Die Opposition hatte am Montag bereits vergeblich gefordert, Truss solle Rede und Antwort stehen. Dass die Premierministerin stattdessen ihren neuen Finanzminister Jeremy Hunt vorschickte und wortlos im Parlament zuhörte, wie er ihre erst kürzlich angekündigten Steuererleichterungen Stück für Stück rückgängig machte, brachte ihr Spott und Kritik ein.

Die 180-Grad-Wende in der Steuerpolitik galt als unausweichlich, nachdem die ohne Gegenfinanzierung vorgestellten Erleichterungen schwere Turbulenzen an den Finanzmärkten ausgelöst hatten. Ex-Finanzminister Kwasi Kwarteng musste deshalb seinen Stuhl räumen.

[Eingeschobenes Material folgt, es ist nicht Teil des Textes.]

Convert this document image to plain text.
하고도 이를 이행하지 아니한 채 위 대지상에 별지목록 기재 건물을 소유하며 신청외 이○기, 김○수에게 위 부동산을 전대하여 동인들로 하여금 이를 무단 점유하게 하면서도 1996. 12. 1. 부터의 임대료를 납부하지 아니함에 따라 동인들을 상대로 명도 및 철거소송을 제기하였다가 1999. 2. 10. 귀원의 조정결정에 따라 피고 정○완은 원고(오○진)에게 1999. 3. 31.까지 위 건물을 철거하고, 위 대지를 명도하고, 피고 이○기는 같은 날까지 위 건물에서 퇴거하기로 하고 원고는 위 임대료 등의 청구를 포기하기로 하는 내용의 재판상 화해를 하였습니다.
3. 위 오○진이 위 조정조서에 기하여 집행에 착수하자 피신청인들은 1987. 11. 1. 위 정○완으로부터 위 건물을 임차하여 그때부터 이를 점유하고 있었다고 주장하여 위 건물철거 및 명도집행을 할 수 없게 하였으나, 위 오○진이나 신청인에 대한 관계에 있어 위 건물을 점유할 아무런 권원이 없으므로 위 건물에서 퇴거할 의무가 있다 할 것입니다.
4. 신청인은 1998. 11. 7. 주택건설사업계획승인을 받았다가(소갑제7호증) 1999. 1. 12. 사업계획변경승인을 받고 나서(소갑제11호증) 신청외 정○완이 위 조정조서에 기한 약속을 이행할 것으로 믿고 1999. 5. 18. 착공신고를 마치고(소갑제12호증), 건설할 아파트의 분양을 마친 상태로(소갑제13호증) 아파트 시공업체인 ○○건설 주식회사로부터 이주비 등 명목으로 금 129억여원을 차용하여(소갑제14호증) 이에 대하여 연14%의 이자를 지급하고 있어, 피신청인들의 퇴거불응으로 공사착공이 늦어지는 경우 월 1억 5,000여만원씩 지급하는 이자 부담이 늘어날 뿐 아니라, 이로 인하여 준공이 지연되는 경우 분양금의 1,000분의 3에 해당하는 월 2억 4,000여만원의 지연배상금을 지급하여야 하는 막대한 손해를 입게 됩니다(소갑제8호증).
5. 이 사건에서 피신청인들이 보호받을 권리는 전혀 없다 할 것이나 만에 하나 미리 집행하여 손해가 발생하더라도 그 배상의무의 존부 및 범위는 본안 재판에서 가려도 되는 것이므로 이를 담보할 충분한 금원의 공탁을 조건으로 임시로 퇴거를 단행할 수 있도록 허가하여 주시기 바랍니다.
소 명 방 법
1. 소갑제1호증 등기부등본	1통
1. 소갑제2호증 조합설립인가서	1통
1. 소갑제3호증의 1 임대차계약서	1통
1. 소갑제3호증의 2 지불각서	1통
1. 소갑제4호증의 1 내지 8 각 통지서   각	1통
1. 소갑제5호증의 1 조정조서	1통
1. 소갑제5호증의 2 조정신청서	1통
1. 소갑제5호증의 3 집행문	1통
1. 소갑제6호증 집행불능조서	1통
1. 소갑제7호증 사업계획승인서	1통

Auch wenn sich die Märkte inzwischen etwas beruhigt haben, gilt die Regierungschefin sechs Wochen nach ihrem Amtsantritt bereits als so gut wie erledigt. Einer Umfrage zufolge haben 80 Prozent der Briten eine negative Meinung von ihr. Mehr als die Hälfte der Mitglieder der Konservativen wünscht sich ihren Rücktritt.

Bei einer Kabinettssitzung am Dienstag räumte Truss ein, einen Fehler gemacht zu haben. Die Steuererleichterungen seien zu schnell gekommen und und zu weitgehend gewesen, sagte Truss einem Sprecher zufolge. Sie habe aber versichert, weiterhin vollkommen ihrer Wachstumsagenda verpflichtet zu sein. Ihrem Vorgänger Boris Johnson war mit starken Auftritten im Unterhaus in Krisenzeiten immer wieder der Befreiungsschlag gelungen. Truss jedoch gilt als rhetorisch nicht besonders begabt.

Neben ihrem eigenen Auftritt bei der als Prime Minister's Question Time bekannten Fragestunde (13 Uhr MESZ) dürfte viel Aufmerksamkeit auch das Mass an Unterstützung bekommen, das Truss von ihren Abgeordneten erhält. Die Tories, wie die Konservativen in Grossbritannien auch genannt werden, sind dafür bekannt, ihren Parteichefs bei Parlamentsdebatten lautstark beizupflichten. Bleibt das aus, würde das als Zeichen gewertet, dass sie an Rückhalt verloren haben.

Fünf Abgeordnete ihrer Fraktion hatten inzwischen öffentlich die Ablösung von Truss gefordert. Viele weitere haben Medienberichten zufolge intern ihren Unmut geäussert. Erwartet wird aber, dass sich die konservative Fraktion vor einem Sturz der Premierministerin auf einen Nachfolgekandidaten einigen will, um ein weiteres zeitraubendes Auswahlverfahren mit Befragung der Parteimitglieder zu vermeiden.

Als Favorit gilt Ex-Finanzminister Rishi Sunak, der im Rennen um die Johnsons Nachfolge im Sommer gegen Truss unterlegen war. Ebenfalls als aussichtsreich gelten die für Parlamentsfragen zuständige Ministerin Penny Mordaunt und Verteidigungsminister Ben Wallace. Auch der heutige Finanzminister Hunt wird ins Spiel gebracht.